Oracle Corp.’s aggressive bid for PeopleSoft Inc. is just the beginning of what may signal a new strategy for the company where it quickly gains ground in the slipping enterprise applications market by scooping up competitors, an Oracle executive hinted Wednesday.

“If consolidation is going to happen, we’d rather drive it than watch it,” said Chuck Phillips, Oracle’s executive vice-president in the office of the chief executive officer (CEO), said during a press briefing at the company’s AppsWorld conference in London.

Phillips, who was recently recruited to Oracle after years on Wall Street as an analyst covering enterprise software, confirmed that his addition to the company helped mark the strategy change.
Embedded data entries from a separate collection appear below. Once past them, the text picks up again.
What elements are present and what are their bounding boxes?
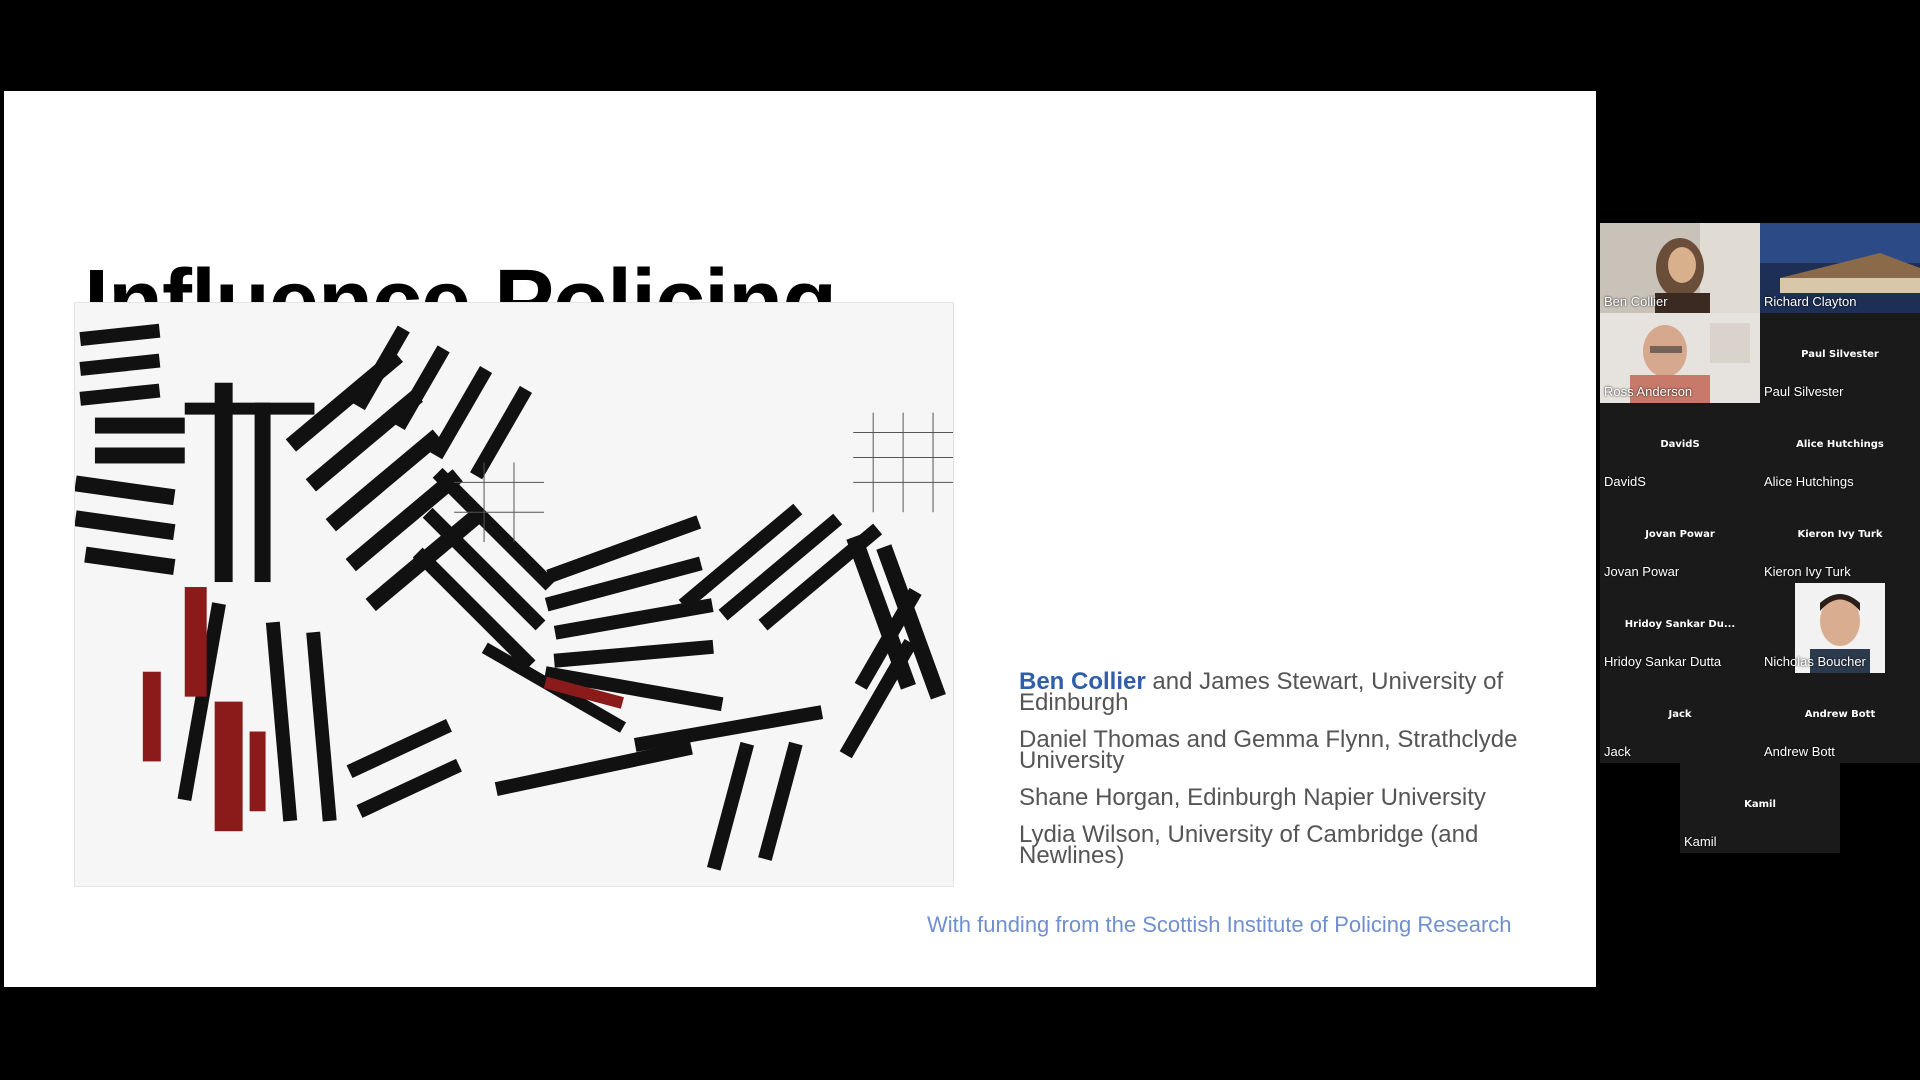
dazzle-artwork-image — [74, 302, 954, 887]
participant-tile-nicholas-boucher[interactable]: Nicholas Boucher — [1760, 583, 1920, 673]
participant-name: Ross Anderson — [1604, 384, 1693, 399]
credit-line: Ben Collier and James Stewart, Universit… — [1019, 670, 1539, 715]
participant-name: Andrew Bott — [1764, 744, 1835, 759]
credits-block: Ben Collier and James Stewart, Universit… — [1019, 670, 1539, 882]
participant-tile-hridoy-sankar-dutta[interactable]: Hridoy Sankar Du... Hridoy Sankar Dutta — [1600, 583, 1760, 673]
participant-tile-kieron-ivy-turk[interactable]: Kieron Ivy Turk Kieron Ivy Turk — [1760, 493, 1920, 583]
participant-name: Kieron Ivy Turk — [1764, 564, 1851, 579]
participant-name: Richard Clayton — [1764, 294, 1857, 309]
credit-text: Lydia Wilson, University of Cambridge (a… — [1019, 821, 1479, 869]
participant-center-name: DavidS — [1660, 439, 1700, 450]
participant-tile-ben-collier[interactable]: Ben Collier — [1600, 223, 1760, 313]
participant-name: Hridoy Sankar Dutta — [1604, 654, 1722, 669]
participant-center-name: Kamil — [1744, 799, 1776, 810]
participant-name: Alice Hutchings — [1764, 474, 1854, 489]
participant-name: Ben Collier — [1604, 294, 1668, 309]
credit-line: Shane Horgan, Edinburgh Napier Universit… — [1019, 784, 1539, 811]
participant-name: Jack — [1604, 744, 1631, 759]
participant-tile-davids[interactable]: DavidS DavidS — [1600, 403, 1760, 493]
credit-line: Lydia Wilson, University of Cambridge (a… — [1019, 821, 1539, 869]
participant-tile-jack[interactable]: Jack Jack — [1600, 673, 1760, 763]
participant-name: DavidS — [1604, 474, 1646, 489]
credit-line: Daniel Thomas and Gemma Flynn, Strathcly… — [1019, 726, 1539, 774]
participant-tile-paul-silvester[interactable]: Paul Silvester Paul Silvester — [1760, 313, 1920, 403]
participant-name: Jovan Powar — [1604, 564, 1680, 579]
credit-text: Daniel Thomas and Gemma Flynn, Strathcly… — [1019, 726, 1518, 774]
participant-tile-kamil[interactable]: Kamil Kamil — [1680, 763, 1840, 853]
participant-center-name: Paul Silvester — [1801, 349, 1879, 360]
participant-tile-richard-clayton[interactable]: Richard Clayton — [1760, 223, 1920, 313]
participant-tile-jovan-powar[interactable]: Jovan Powar Jovan Powar — [1600, 493, 1760, 583]
participant-center-name: Kieron Ivy Turk — [1797, 529, 1883, 540]
participant-tile-andrew-bott[interactable]: Andrew Bott Andrew Bott — [1760, 673, 1920, 763]
participant-tile-ross-anderson[interactable]: Ross Anderson — [1600, 313, 1760, 403]
credit-text: Shane Horgan, Edinburgh Napier Universit… — [1019, 784, 1486, 811]
funding-note: With funding from the Scottish Institute… — [927, 912, 1512, 937]
participant-tile-alice-hutchings[interactable]: Alice Hutchings Alice Hutchings — [1760, 403, 1920, 493]
participant-center-name: Alice Hutchings — [1796, 439, 1884, 450]
participant-name: Paul Silvester — [1764, 384, 1844, 399]
participant-center-name: Hridoy Sankar Du... — [1624, 619, 1736, 630]
presentation-slide: Influence Policing — [4, 91, 1596, 987]
participant-name: Nicholas Boucher — [1764, 654, 1866, 669]
participant-center-name: Jack — [1668, 709, 1692, 720]
participant-center-name: Andrew Bott — [1804, 709, 1876, 720]
participant-center-name: Jovan Powar — [1645, 529, 1715, 540]
participant-name: Kamil — [1684, 834, 1717, 849]
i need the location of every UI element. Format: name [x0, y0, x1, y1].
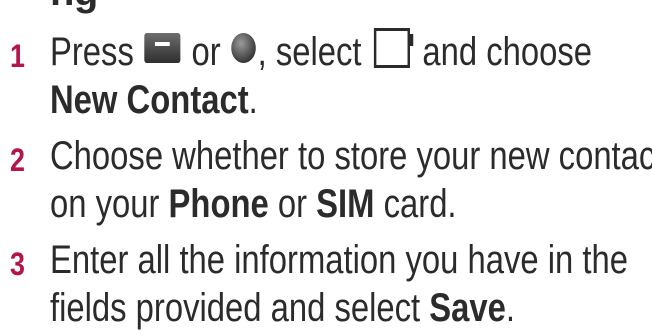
option-save: Save: [429, 286, 506, 330]
step-number: 2: [10, 142, 25, 178]
step-text: or: [191, 30, 221, 74]
step-text: .: [505, 286, 515, 330]
section-heading: ng: [50, 0, 98, 15]
softkey-icon: [144, 33, 181, 64]
step-text: .: [248, 78, 258, 122]
step-text-line: New Contact.: [50, 76, 258, 124]
step-text: , select: [257, 30, 362, 74]
step-text-line: fields provided and select Save.: [50, 284, 515, 332]
step-text: or: [277, 182, 308, 226]
step-number: 1: [10, 38, 25, 74]
step-text-line: Enter all the information you have in th…: [50, 238, 628, 282]
menu-option-new-contact: New Contact: [50, 78, 249, 122]
option-sim: SIM: [316, 182, 375, 226]
step-text: card.: [383, 182, 457, 226]
step-text: on your: [50, 182, 160, 226]
step-text: fields provided and select: [50, 286, 421, 330]
step-text-line: Press or , select and choose: [50, 28, 592, 76]
contacts-icon: [373, 28, 414, 69]
ok-key-icon: [231, 33, 256, 64]
option-phone: Phone: [168, 182, 269, 226]
step-text-line: on your Phone or SIM card.: [50, 180, 457, 228]
step-text: and choose: [422, 30, 593, 74]
step-number: 3: [10, 246, 25, 282]
step-text: Press: [50, 30, 134, 74]
manual-page: ng 1 Press or , select and choose New Co…: [0, 0, 652, 336]
step-text-line: Choose whether to store your new contact: [50, 134, 652, 178]
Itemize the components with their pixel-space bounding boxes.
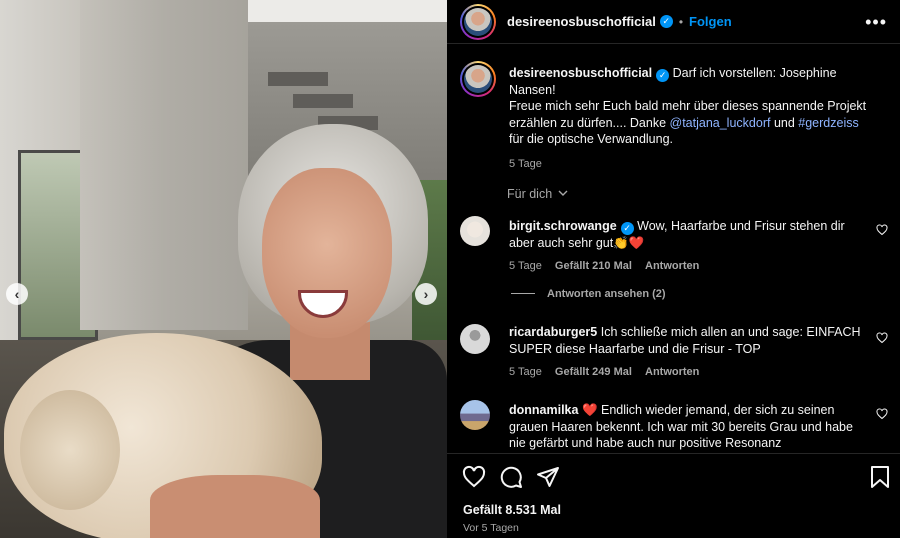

His comments came one day after Oracle Chairman and CEO Larry Ellison left the door open for a further increase in its already sweetened bid to acquire PeopleSoft.

“Never say never,” Ellison said during a keynote address at AppsWorld Tuesday when asked about the possibility of an increase to Oracle’s US$6.3 billion unsolicited offer for PeopleSoft.

According to Phillips, Oracle believes that there needs to be a consolidation in the market given the slowed growth in enterprise application sales in recent years. He shrugged off claims recently made by PeopleSoft’s board that a merging of the two companies would raise antitrust concerns, however, saying, “We think there are plenty of players out there.”

Microsoft Corp. is also becoming a more active participant in the market and the future strength of open-source competitors cannot be ruled out, he said.

PeopleSoft is still railing against the Oracle buy, and PeopleSoft’s accelerated acquisition of J.D. Edwards & Co. has only complicated matters for the Redwood Shores, Calif., software vendor. Oracle has still not decided if it wants to take J.D. Edwards on along with PeopleSoft, but has not ruled the option out either, Phillips said.

But he noted that J.D. Edwards is culturally different than both Oracle and PeopleSoft and that there are “incremental risks” in taking on both companies at once.

Currently, Oracle is concentrating on getting PeopleSoft customers and shareholders to support the buy, Phillips said. In private conversations with shareholders, they have expressed “surprise and annoyance” that the PeopleSoft board refuses to meet with Oracle, he said.

“In this era of corporate governance and disclosure it’s almost unheard of to not at least meet with us,” Phillips said.

In addition to direct meetings, Oracle is targeting PeopleSoft customers and shareholders through a high-profile media campaign. The company ran an ad on the front page of Wednesday’s Financial Times, declaring its commitment to support PeopleSoft products as well as to migrate PeopleSoft customers to Oracle’s E-Business Suite via free module-to-module upgrades.

“We need more products, more distribution partners and more channels – that’s part of our plan over the next five years,” Phillips said.

And to gain all those elements quickly, more acquisitions seem to be on Oracle’s agenda.

“Oracle, and Larry in particular, has changed its views on acquisitions in the last year,” Phillips said.